I tre fisici sono stati premiati per il loro lavoro svolto in un campo molto “bizzarro” la topologia, che ha permesso a loro di studiare nel dettaglio gli stati più esotici della materia.

La topologia è una branca della matematica dedita allo studio delle proprietà delle figure che non cambiano quando vengono defomate in modo continuo, logicamente non devono verificarsi strappi o sovrapposizioni.

Per spiegarci meglio le implicazioni e gli studi dietro le ricerche svolte dai tre professori, abbiamo contattato Daniele Faccio, fisico dell’Institute of Photonics and Quantum Sciences della Heriot-Watt University.

Prima di entrare nel merito sui vari stati topologici, che spingono i materiali a comportarsi in modi diversi, il ricercatore ci ha descritto le transizioni topologiche: “Sono una forma di transizione di fase della materia che è legata a una qualche variazione delle proprietà geometriche (in particolare, delle proprieta’ della topologia)”. Logicamente tutto questo studio è incredibilmente legato alla materia: “Di solito si parla delle transizioni di fase perchè queste sono molto evidenti anche ad occhio: ghiaccio, acqua e vapore sono tre stati di fasi diverse dell’acqua. Le transizioni topologiche sono qualcosa di simile ma sono piu’ difficilii da vedere e anche da creare. Possono essere legate per esempio alla formazioni di vortici in un superfluido e la transizione consiste nell’ossservare che i vortici, invece di rimanere legati tra di loro, si separano (un po’ come dire che la transizioni di fase da liquido a vapore avviene perche’ le molecole prima stanno insieme e poi si separano)”.
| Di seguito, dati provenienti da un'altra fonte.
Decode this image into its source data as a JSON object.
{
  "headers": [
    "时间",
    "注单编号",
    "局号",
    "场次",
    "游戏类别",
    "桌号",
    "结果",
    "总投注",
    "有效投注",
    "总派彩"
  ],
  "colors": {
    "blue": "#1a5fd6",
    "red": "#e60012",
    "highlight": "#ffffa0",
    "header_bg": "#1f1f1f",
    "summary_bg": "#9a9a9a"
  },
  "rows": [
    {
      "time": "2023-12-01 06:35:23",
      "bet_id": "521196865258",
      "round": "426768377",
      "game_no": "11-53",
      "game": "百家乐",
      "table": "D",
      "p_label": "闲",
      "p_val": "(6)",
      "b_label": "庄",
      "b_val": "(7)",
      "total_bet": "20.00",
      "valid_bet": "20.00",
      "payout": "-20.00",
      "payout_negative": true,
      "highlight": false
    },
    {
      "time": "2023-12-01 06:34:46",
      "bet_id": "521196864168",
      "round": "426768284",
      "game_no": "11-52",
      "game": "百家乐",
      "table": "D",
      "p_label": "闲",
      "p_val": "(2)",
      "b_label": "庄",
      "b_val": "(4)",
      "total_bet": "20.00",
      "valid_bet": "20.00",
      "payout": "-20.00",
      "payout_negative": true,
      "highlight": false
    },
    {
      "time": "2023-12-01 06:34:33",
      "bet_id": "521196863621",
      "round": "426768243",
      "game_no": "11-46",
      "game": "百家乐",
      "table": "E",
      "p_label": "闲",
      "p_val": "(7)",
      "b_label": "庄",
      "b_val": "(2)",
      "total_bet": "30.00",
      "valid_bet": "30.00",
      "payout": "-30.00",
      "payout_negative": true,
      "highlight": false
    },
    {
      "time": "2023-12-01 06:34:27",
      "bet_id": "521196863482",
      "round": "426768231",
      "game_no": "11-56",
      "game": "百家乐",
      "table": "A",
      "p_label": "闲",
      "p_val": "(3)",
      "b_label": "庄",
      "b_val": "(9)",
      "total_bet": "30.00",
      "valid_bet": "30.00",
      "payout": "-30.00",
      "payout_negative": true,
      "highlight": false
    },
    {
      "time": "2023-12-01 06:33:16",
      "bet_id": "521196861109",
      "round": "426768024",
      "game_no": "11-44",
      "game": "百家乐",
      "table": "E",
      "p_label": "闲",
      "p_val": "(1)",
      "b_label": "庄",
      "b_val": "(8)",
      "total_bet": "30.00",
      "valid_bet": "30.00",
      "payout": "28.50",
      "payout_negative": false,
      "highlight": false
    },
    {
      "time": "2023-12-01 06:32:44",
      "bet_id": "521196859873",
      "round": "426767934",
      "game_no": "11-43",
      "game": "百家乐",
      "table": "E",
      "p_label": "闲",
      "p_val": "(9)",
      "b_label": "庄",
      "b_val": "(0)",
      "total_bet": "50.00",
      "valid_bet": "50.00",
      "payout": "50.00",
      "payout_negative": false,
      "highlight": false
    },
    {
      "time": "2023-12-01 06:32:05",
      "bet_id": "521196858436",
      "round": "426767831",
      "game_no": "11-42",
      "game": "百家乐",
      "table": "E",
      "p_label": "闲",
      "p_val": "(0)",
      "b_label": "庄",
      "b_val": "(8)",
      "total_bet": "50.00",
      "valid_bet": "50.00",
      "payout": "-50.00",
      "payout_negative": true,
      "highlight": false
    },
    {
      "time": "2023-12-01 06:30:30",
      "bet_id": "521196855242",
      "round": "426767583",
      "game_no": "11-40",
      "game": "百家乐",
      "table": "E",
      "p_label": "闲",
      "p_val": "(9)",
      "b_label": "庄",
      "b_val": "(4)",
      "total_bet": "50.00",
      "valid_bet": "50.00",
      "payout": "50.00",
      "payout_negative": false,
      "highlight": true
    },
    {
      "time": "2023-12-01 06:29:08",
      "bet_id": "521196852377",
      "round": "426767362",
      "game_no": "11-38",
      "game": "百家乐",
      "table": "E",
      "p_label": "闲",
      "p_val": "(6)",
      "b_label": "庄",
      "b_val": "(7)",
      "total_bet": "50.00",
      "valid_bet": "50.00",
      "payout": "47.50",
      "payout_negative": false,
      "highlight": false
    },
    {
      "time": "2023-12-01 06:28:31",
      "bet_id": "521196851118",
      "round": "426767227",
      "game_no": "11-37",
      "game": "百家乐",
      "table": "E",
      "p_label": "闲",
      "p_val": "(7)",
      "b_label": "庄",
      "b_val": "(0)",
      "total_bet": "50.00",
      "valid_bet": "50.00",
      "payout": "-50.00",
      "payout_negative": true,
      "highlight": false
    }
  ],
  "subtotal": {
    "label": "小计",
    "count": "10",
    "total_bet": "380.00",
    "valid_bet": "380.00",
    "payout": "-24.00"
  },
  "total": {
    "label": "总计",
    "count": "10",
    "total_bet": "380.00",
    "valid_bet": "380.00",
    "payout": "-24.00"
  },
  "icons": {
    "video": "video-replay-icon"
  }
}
Le applicazioni di questi studi, dal punto di vista pratico sono veramente tantissime e coinvolgono i materiali a comportarsi in modo diverso: “Questi nuovi stati topologici (e ce ne sono molti!) sono importanti perchè spingono i materiali a comportarsi in modo diverso dal solito.Solo un esempio: i vortici possono essere solo “interi”. Non puoi avere mezzo vortice. Quindi, è anche molto difficile distruggerli perchè sono molto robusti. Questo vuol dire che un nuovo tipo di calcolatore che usa questi vortici come dei “bit” potrebbe essere molto robusto contro eventuali errori o dissipazioni, che sono invece una piaga per altri metodi che tentano di creare per esempio dei computer quantistici”.

Gli studi dei tre fisici, cominciati tra gli anni ’70 e ’80, sono stati fondamentali per la comprensione di molti sistemi, come ad esempio quello creato dal’effetto Hall quantistico.

Faccio ci ha parlato anche del suo contatto diretto con queste teorie, visto che lavora nel campo dell’ottica: “Queste scoperte premiate con il Nobel hanno avuto un impatto notevole. Le stesse idee e gli stessi concetti geometrici legati alla topologia possono essere realizzati in ottica con fasci laser. Ci sono molte applicazioni anche qui, legate alla comunicazione ottica e a sistemi per computer della prossima generazione”.

Ieri in molti hanno parlato dell’importanza di queste ricerche in un campo come quello dei superconduttori o dei superfluidi, che diventano tali a temperature vicine a -273,15 gradi Celsius.

Le ricerche dei tre premiati: “aiutano a trovare strade alternative per l’impiego della superconduttività in alcune applicazioni particolari”, tra queste c’è sicuramente lo sviluppo di un nuovo tipo di calcolatori.

Il fisico dell’Heriot- Watt ha paragonato questo Nobel a quello dato al grafene nel 2010 ai due fisici Geim e Novoselov e a precisato che: “I dispostivi “del futuro” devono ancora essere realizzati e forse non sappiamo nemmeno esattamente che forma avranno”.

Con questo Nobel appena assegnato: “Il messaggio è chiaramente che questa è un’area della fisica in rapida espansione con implicazioni e risultati che hanno davvero cambiato lo stato della nostra conoscenza”.